В комедии «Сто тысяч» находят свое продолжение не только тема, но и художественные принципы ее воплощения драматургом, в частности упоминавшаяся уже двойная конфликтная линия. Первый план драматического действия - сюжетная линия ста тысяч, которая находит свое полное и окончательное решение. Она прекрасно обоснована и настолько выразительна в своей основе, приобретает характер своеобразной жизненной притчи о богаче, которому постоянно «копиталу не хватает» и все на этом обманывают; притчи, как вор у вора ворует, мошенник мошенника обманывает. Эта линия художественно исчерпывает себя с развязкой комедии. И вторая линия, более широкая - картины становления сельской буржуазии как нового общественного класса на рубеже эпох.

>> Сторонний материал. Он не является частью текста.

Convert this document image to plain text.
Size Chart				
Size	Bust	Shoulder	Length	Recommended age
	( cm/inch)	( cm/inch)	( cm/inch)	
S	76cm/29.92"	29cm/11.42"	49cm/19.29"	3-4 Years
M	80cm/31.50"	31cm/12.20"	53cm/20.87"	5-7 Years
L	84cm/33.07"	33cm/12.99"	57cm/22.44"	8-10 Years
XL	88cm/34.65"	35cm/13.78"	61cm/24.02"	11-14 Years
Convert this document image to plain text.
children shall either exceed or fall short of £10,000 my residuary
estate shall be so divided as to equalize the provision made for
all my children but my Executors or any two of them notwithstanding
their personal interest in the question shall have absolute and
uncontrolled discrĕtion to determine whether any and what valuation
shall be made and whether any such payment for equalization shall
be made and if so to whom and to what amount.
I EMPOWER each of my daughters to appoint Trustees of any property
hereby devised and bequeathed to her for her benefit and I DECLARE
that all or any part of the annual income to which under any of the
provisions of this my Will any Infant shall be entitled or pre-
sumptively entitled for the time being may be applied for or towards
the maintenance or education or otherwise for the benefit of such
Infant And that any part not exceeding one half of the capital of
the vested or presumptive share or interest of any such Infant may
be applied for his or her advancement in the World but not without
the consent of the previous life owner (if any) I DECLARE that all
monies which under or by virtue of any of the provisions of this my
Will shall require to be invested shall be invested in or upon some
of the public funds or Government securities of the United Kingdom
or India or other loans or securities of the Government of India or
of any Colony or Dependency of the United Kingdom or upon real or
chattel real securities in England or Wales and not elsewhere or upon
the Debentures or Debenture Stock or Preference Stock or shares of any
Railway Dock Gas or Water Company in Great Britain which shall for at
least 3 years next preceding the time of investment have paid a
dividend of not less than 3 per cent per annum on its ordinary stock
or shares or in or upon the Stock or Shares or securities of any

Психологическое обоснование событий начинается с известного монолога Калитки в яве VI (действие первое). Калитка не задумывает какой-то сногсшибательной интриги, - он степенно рассуждает о свои хозяйские планы, стремления, чувства. Характерно, что его мысли касаются не столько людей, как земли (хозяйский дифирамб «землице», «святой землице», «божьей дочери», который так вдохновенно распевает Калитка). Он размышляет, сравнивает, оглядывается вокруг:

«Герасим, [один) ...теперь имею двести десятин - кусочек кругленький! Но что же это за кусочек! Вон у Жолудя кусочек - так-так! - одной шпанского ходит двенадцать тысяч, четыре или пять групп скота выпасается [...]. И каким макаром Желудь получил такую силу денег - не пойму... Я сам помню, как Жолудь покупал барашков, сам их резал, торговал мнясом в разностях, а теперь - богатырь. Где же оно набралось? Не иначе как нечистым путем!» [1, с. 334-335].

И здесь очень естественно вводится новый мотив: Мошне, оказывается, предлагали «гешефт», который может дать, при условии его осуществления, желаемые средства на покупку вожделенного куска земли: «Разве [...] пойти на одчай, купить за пять тысяч - сто тысяч фальшивых и распускать их помаленьку: то рабочим, то волы покупать на ярмарках... Мужик не очень-то шурупає в деньгах, ему как разрисованная бумажка, то и деньги. Страшно только, чтобы не влопатись [...]. Очень интересно видеть фальшивые деньги» [1, 335]. И теперь возможна афера с покупкой ста тысяч становится ясна, как на ладони.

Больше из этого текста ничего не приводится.